Here are some steps you can take to deal with rising repayments:

  • Assess your current mortgage rate and compare it to other competitive offers in the market. This will help you determine if you’re paying too much and if refinancing is a viable option for you.
  • Consider locking in a fixed interest rate to protect yourself against any potential future increases in interest rates.
  • Review your budget and cut back on unnecessary expenses to free up additional funds for mortgage repayments.
  • Consider making extra repayments towards your mortgage when possible to reduce the overall interest paid and pay off your loan sooner.
  • Seek out professional advice from a mortgage broker. These financial experts have an in-depth understanding of the market and can provide personalized guidance tailored to your unique circumstances. They can help you navigate the process of refinancing, if it’s the right move for you, as well as find competitive interest rates and negotiate terms on your behalf. Remember, the goal is to set you up with a mortgage that serves your financial situation best, both now and in the future.
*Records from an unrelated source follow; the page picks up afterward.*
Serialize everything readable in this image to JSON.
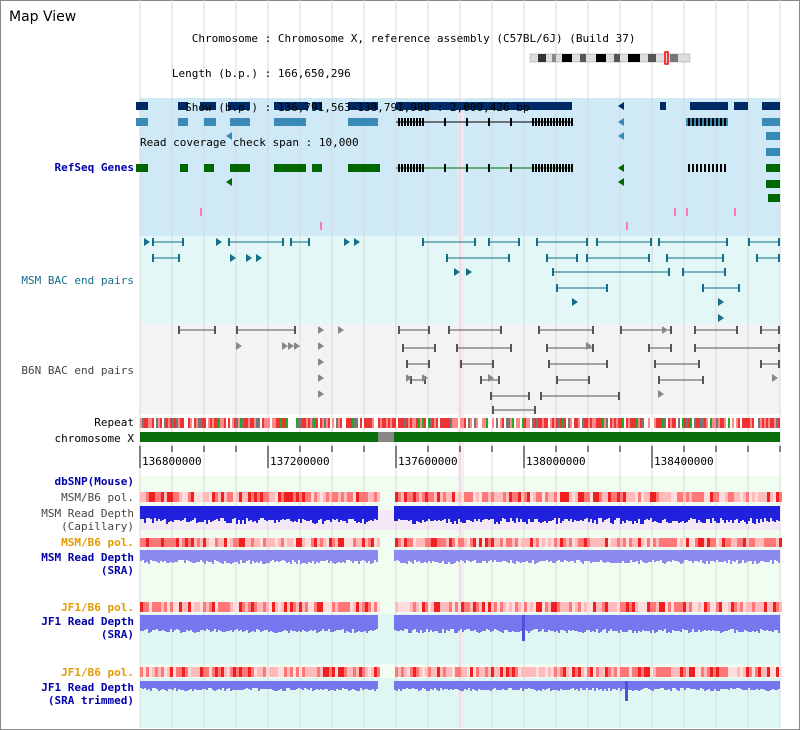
{
  "window": {
    "title": "Map View"
  },
  "info": {
    "rows": [
      {
        "key": "Chromosome",
        "value": "Chromosome X, reference assembly (C57BL/6J) (Build 37)"
      },
      {
        "key": "Length (b.p.)",
        "value": "166,650,296"
      },
      {
        "key": "Show (b.p.)",
        "value": "136,791,563-138,791,988 : 2,000,426 bp"
      },
      {
        "key": "Read coverage check span",
        "value": "10,000"
      }
    ]
  },
  "tracks": {
    "refseq": "RefSeq Genes",
    "msm_bac": "MSM BAC end pairs",
    "b6n_bac": "B6N BAC end pairs",
    "repeat": "Repeat",
    "chromosome": "chromosome X",
    "dbsnp": "dbSNP(Mouse)",
    "msm_b6_pol_cap": "MSM/B6 pol.",
    "msm_depth_cap": "MSM Read Depth\n(Capillary)",
    "msm_b6_pol_sra": "MSM/B6 pol.",
    "msm_depth_sra": "MSM Read Depth\n(SRA)",
    "jf1_b6_pol": "JF1/B6 pol.",
    "jf1_depth_sra": "JF1 Read Depth\n(SRA)",
    "jf1_b6_pol_trim": "JF1/B6 pol.",
    "jf1_depth_trim": "JF1 Read Depth\n(SRA trimmed)"
  },
  "axis": {
    "ticks": [
      "136800000",
      "137200000",
      "137600000",
      "138000000",
      "138400000"
    ]
  },
  "colors": {
    "gene_dark": "#002a66",
    "gene_mid": "#3a8ab8",
    "gene_green": "#006600",
    "refseq_bg": "#cfe9f7",
    "msm_bg": "#e3f7f7",
    "b6n_bg": "#f3f3f5",
    "depth_blue": "#2020dd",
    "depth_light": "#8a8af0",
    "pol_red": "#f04040",
    "orange": "#e49a00"
  }
}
It’s important to engage in open and transparent discussions with your broker about your financial capabilities and expectations.

Read more about 5 Ways to Protect Yourself Against Rate Hikes.

Bouris said that borrowers looking to enter the market have got to make a decision on how they want to manage their mortgage:

“For borrowers who currently have a variable rate home loan or are about to borrow money and have the option of a fixed or a variable interest rate product, I think it’s a personal decision.”

“If you want to be absolutely sure that your monthly repayments are going to be ‘x’ dollars a month for three years, get a fixed rate product, and whether rates go up or down, you’re hedged – you’ve locked in your monthly dollar value of repayments. But there are sometimes some hidden costs in that process – for example if you want to pay in more than your set repayments, sometimes there is a penalty to do that, so they don’t have the flexibility of a variable rate.”

“Ultimately, when it comes to your mortgage, the most important thing is that you choose one that suits your personal situation.”

With major banks predicting a cash rate hike next week, it’s likely that this trend will continue as more individuals seek out better refinancing options.

On the other hand, for those contemplating entering the property market, the rate hikes should signal the need for financial planning. If you’re contemplating a home loan, this is a wake-up call to factor in potential interest rate rises in your borrowing calculations and to lean on the expertise of a mortgage broker. Remember, knowledge is power when it comes to managing your finances effectively in these unpredictable times.

So, don’t hesitate to assess your mortgage and explore refinancing options. With the right approach and guidance, you can stay ahead of the game and navigate rising repayments with ease.